1) Rasemas: mengubah l-alanin <> D-alanin
2) Epimerase: merubah D-ribulosa-5-fosfat <> D-xylulosa-5-fosfat
3) Cis-trans isomerase: merubah transmetinal <> cisrentolal
4) Intramolekul ketol isomerase,: merubah D-gliseraldehid-3-fosfat <> dihidroksi aseton fosfat
5) Intramolekul transferase atau mutase: merubah metilmalonil-CoA <> suksinil-CoA
f. Ligase
Enzim ini mengkatalisis reaksi penggabungan 2 molekul dengan dibebaskannya molekul
pirofosfat dari nukleosida trifosfat, sebagai contoh adalah enzim asetat=CoASH ligase yang
mengkatalisis rekasi sebagai berikut: Asetat + CoA-SH + ATP <> Asetil CoA + AMP + P-P
g.
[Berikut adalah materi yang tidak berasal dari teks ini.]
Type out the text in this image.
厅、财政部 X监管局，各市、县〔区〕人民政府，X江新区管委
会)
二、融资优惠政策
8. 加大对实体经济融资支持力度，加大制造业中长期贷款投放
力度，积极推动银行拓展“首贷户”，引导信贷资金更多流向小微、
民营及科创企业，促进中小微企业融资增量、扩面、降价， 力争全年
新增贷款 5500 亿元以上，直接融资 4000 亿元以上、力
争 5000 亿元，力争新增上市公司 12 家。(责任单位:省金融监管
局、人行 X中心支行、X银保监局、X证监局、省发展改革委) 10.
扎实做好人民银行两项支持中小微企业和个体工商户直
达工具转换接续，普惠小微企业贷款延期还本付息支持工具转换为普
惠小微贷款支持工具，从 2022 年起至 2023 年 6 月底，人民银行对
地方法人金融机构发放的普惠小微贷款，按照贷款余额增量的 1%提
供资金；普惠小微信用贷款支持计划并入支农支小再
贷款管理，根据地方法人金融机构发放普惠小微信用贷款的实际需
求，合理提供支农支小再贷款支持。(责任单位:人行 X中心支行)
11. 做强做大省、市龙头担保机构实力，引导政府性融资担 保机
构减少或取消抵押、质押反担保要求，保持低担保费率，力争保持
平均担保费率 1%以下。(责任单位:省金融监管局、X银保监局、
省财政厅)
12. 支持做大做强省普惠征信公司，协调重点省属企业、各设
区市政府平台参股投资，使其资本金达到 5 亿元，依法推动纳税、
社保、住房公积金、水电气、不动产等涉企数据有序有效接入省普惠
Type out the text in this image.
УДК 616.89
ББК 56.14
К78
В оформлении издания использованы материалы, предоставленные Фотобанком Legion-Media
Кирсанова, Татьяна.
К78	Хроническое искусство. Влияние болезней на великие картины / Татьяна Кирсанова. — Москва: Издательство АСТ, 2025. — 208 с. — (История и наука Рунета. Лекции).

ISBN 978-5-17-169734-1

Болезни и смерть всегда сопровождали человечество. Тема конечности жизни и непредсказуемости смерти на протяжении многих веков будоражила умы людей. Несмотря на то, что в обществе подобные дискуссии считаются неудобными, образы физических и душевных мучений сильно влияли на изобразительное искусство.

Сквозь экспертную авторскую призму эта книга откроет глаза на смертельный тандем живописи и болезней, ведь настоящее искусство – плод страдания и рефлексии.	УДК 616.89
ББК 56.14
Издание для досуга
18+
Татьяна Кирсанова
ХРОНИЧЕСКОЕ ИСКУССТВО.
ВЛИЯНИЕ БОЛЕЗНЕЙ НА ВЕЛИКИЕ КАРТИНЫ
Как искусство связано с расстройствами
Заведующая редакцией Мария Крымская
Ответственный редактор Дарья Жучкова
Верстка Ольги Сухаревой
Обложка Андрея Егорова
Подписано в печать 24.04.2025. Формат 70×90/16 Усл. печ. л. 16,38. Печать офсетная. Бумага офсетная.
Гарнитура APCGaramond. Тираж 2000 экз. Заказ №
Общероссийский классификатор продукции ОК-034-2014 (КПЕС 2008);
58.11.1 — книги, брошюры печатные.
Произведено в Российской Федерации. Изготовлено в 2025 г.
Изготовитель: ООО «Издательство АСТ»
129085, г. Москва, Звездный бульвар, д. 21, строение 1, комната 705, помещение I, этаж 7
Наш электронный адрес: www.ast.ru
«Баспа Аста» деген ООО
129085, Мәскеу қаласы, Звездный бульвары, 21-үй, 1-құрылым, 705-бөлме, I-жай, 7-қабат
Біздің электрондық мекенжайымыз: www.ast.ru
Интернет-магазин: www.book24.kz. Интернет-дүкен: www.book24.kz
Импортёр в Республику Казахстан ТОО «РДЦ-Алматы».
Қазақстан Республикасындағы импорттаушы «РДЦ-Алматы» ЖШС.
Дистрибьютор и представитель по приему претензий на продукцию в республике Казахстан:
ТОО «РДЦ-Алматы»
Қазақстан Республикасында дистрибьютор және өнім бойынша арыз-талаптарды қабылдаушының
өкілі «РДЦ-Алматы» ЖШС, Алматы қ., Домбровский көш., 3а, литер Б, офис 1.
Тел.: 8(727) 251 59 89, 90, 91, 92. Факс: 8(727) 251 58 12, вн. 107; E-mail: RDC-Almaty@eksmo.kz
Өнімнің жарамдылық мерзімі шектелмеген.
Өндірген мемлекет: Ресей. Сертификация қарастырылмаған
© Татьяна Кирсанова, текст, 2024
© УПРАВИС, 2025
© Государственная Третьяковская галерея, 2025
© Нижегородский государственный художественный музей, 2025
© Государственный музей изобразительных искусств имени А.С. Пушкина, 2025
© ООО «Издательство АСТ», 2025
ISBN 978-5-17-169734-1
Enzim lain dengan tatanama berbeda
Ada beberapa enzim yang penamaannya tidak menurut cara di atas, misalnya enzim
pepsin, triosin, dan sebagainya serta enzim yang termasuk enzim permease. Permease adalah
enzim yang berperan dalam menentukan sifat selektif permiabel dari membran sel.
Enzim dapat meningkatkan kecepatan reaksi kimia spesifik secara nyata.
Enzim bekerja dengan menurunkan energi aktivasi suatu reaksi.
Gambar 1. Ilustrasi sebuah reaksi untuk mendapatkan produk dengan menergi
yang lebih rendah. Reaksi dimulai dengan interaksi reaktan yang memerlukan energi untuk
aktivasinya hingga mencapai level untuk reaksi menuju produk dengan melepas energi
sehingga memiliki level energi yang lebih rendah dari semula. Enzim bekerja dengan
mengikat reaktan (substrat) yang menyebabkan berada pada posisi (orientasi) yang
diinginkan dengan energi yang lebih rendah dari energi aktivasinya. Pada akhir reaksi, enzim
akan kembali seperti semula.
enzyme + A + B C + D + enzyme

Gambar 2. Peran enzim dalam mempercepat reaksi kimia. Deangan adanya enzim maka
energi aktivasi untuk reaksi A+B dapat diturunkan sehingga pembentukan produk C+D akan
berjalan lebih cepat.
Enzim memiliki sifat:
1. Dapat menurunkan energi aktivasi dari reaksi
2. Meningkatkan kecepatan reaksi
3. Tidak habis atau berubah selama reaksi berlangsung
4. Menunjukkan spesifitas, kompetisi dan saturasi
Teori katalitik enzim
1. Teori Lock and Key
Teori yang mendasarkan pada kesesuaian bentuk antara enzim dan substrat sehingga
memungkinkan untuk berikatan secara spesifik sebagaimana antara gembok dan kunci.
Dalam hal ini substrat terikat pada posisi tertentu pada enzim dengan tepat sesuai (binding
site) bentuknya dan kemudian melakukan reaksi disitu hingga terbentuk produk.

2. Teori penyesuaian (Induced fit theory)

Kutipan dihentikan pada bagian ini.